AMMAN, JORDAN, NOV. 3 -- Iraqi authorities indicated today they might offer to release all the Western and Japanese hostages being held in Iraq in return for a declaration of non-belligerency by two states from a list of five.
This was the second hint in as many weeks that Iraq would free the nearly 2,000 hostages if it received guarantees it would not be attacked.
The speaker of Iraq's National Assembly, Saadi Mahdi Saleh, said the holding of Westerners and Japanese as human shields had served its purpose and that all might now be released on certain conditions. He told journalists that two plans were under consideration for the possible release of the hostages.
One plan would require the five permanent members of the U.N. Security Council -- the United States, Britain, the Soviet Union, France and China -- to renounce the threat of military action against Iraq.
But given the unlikelihood of such action, the Iraqi official suggested an alternative plan that would exclude the United States and Britain and hinge on guarantees against attack from two of five countries -- the Soviet Union, France, China, Germany and Japan.
The Iraqi leadership previously offered to free hostages subject to a pledge of non-aggression from the United States. The offer has been spurned by U.S. officials who continue to insist -- along with the rest of the U.N. Security Council -- on Iraq's unconditional withdrawal from Kuwait and the restoration of Kuwait's legitimate government.
Secretary of State James A. Baker III said he would "wait and see" whether Iraq's revised offer today was serious, staff writer David Hoffman reported from Baker's plane en route to the gulf region.
In a separate statement today, Iraqi President Saddam Hussein said European contract workers detained in Iraq would be permitted to leave, according to the official Iraqi News Agency. The agency did not specify how many workers or which nationalities would be affected.
Iraq's latest initiatives coincided with stepped-up efforts by Japan and some European states to accelerate the pace of hostage releases through private channels.
Former Japanese prime minister Yasuhiro Nakasone arrived in Baghdad tonight to seek the release of 139 Japanese. Nakasone's chartered Boeing 747 is carrying six tons of food, clothing, medicine, books, letters and personal effects for Japanese hostages.
Former West German chancellor Willy Brandt said he would go to Baghdad Monday on a private peace mission. Iraq holds 400 Germans hostage.
Iraq freed four American men, saying they were ill, as what it called a humanitarian gesture. The men arrived at Amman's airport tonight with two delegates from a private group called the Fellowship of Reconciliation. The four Americans were Dr. Abdul Kanji, 50, an Indian-born American from Glencoe, Ill.; Raymond Gales, a diplomat from the besieged embassy in Kuwait; Michael Barmer, 49, of Alexandria, La; and Randall Trinh, 49 of Hacienda Heights, Calif.
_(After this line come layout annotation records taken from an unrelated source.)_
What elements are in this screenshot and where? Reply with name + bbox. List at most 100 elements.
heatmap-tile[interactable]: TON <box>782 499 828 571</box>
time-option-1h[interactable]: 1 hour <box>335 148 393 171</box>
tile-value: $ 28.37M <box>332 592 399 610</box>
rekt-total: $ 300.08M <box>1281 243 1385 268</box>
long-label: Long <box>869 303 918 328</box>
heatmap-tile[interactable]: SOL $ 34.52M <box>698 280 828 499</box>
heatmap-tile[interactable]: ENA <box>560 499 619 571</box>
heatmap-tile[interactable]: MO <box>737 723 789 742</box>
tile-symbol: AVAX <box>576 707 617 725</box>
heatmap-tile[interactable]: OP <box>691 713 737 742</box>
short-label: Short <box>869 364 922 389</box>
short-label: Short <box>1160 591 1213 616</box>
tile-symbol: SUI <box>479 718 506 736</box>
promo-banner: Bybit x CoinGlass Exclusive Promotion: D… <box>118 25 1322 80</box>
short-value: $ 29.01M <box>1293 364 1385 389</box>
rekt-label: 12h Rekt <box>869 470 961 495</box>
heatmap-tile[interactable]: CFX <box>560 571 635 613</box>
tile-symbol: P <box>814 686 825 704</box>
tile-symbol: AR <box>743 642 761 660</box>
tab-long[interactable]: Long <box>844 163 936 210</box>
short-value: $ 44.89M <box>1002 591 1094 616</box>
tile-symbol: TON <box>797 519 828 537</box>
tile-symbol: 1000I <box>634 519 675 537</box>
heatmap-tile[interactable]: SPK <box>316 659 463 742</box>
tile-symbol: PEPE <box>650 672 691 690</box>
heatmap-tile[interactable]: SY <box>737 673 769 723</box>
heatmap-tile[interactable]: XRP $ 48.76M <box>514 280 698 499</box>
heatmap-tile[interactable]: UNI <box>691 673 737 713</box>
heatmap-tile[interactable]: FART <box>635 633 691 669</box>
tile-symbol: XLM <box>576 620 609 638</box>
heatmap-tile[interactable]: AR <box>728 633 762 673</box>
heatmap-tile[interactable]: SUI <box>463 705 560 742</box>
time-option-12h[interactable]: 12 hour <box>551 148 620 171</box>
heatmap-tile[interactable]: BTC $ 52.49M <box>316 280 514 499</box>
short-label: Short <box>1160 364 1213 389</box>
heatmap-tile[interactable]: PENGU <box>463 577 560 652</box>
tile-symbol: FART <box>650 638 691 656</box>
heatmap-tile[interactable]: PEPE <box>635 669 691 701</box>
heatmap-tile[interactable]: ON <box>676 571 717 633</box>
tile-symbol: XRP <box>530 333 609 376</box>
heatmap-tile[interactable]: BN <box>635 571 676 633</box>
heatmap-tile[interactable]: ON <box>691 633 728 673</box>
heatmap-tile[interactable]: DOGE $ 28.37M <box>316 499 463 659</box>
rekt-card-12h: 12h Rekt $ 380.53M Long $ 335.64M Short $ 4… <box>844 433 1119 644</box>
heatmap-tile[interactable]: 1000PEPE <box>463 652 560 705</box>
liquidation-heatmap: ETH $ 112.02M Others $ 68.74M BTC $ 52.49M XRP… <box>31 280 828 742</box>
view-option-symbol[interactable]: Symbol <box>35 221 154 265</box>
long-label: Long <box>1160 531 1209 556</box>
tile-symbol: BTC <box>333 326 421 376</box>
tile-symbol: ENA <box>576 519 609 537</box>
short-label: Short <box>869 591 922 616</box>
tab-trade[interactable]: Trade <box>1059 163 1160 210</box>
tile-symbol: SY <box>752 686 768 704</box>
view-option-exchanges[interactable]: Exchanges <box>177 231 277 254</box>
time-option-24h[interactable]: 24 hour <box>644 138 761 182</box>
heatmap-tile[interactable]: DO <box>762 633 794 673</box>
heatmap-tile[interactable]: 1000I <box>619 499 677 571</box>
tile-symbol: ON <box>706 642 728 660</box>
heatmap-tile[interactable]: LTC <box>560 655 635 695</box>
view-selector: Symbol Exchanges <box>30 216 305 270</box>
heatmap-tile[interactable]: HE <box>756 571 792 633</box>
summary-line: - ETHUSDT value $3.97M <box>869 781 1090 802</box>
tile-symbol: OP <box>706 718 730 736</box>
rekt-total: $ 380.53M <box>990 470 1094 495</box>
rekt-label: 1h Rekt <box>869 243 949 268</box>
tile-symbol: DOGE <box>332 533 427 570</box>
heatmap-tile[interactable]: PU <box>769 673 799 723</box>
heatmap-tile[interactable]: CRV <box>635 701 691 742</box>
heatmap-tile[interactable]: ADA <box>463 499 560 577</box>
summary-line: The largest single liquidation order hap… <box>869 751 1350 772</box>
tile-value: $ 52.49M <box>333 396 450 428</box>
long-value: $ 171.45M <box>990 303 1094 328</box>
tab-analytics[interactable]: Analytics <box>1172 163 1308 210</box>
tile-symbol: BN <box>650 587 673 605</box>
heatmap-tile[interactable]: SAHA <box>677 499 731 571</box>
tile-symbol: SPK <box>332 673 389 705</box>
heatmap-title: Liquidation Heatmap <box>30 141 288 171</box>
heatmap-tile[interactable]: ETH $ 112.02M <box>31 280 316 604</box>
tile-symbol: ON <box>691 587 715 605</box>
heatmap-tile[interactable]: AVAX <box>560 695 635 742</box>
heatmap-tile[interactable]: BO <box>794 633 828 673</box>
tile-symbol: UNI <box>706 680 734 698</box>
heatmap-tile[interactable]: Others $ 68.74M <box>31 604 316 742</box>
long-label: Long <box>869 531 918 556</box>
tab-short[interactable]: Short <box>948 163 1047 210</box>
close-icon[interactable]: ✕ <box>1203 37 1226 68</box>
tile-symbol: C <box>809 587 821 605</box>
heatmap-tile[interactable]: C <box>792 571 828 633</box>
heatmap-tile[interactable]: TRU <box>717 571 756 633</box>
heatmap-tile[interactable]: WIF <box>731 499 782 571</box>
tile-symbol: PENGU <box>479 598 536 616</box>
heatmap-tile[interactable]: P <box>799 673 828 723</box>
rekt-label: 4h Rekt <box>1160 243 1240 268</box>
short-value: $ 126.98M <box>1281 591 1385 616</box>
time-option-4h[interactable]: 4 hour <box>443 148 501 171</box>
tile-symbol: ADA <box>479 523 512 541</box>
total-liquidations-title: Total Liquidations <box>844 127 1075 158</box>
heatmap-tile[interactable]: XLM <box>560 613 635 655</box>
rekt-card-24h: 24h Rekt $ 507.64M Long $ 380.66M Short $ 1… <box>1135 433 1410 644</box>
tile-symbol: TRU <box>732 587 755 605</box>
Asked what was the worst part of his stay, Barmer just pointed to his head: "The mind." He told reporters at the airport he had no idea why he had been freed.
The Fellowship of Reconciliation representatives, Tareq Heneidy and Bishop Michael Kenny, said they had spent two weeks with Americans held hostage in Baghdad but were denied permission to visit others held at strategic installations for what they were told were "security reasons." Asked how those they met were doing, Heneidy said, "When you deprive people of their freedom, its something pretty humiliating."
Kenny said the men held in Baghdad were making the best of their situation. "They are not very demoralized. I guess I can say they are doing pretty well. Let me be patriotic and say they are Americans."
The four Americans looked tired from the journey. Trinh, who suffers from stomach ulcers, was led by the arm by an embassy official who kept reporters away. Gales hid his face from the cameras.
The U.S. Embassy in Baghdad has presented Iraqi authorities with a list of 69 American men -- from the 104 known to be held at strategic sites as human shields -- who it says should be freed on humanitarian or medical grounds. It was not immediately clear whether the men freed today had been on the list.
Recent reports of deteriorating living conditions at the sites where Americans and other captives are being held have raised concern about their well-being. The men are said to be sleeping in underground warehouses, on hard floors and beside engines, with scarce food or warm clothing.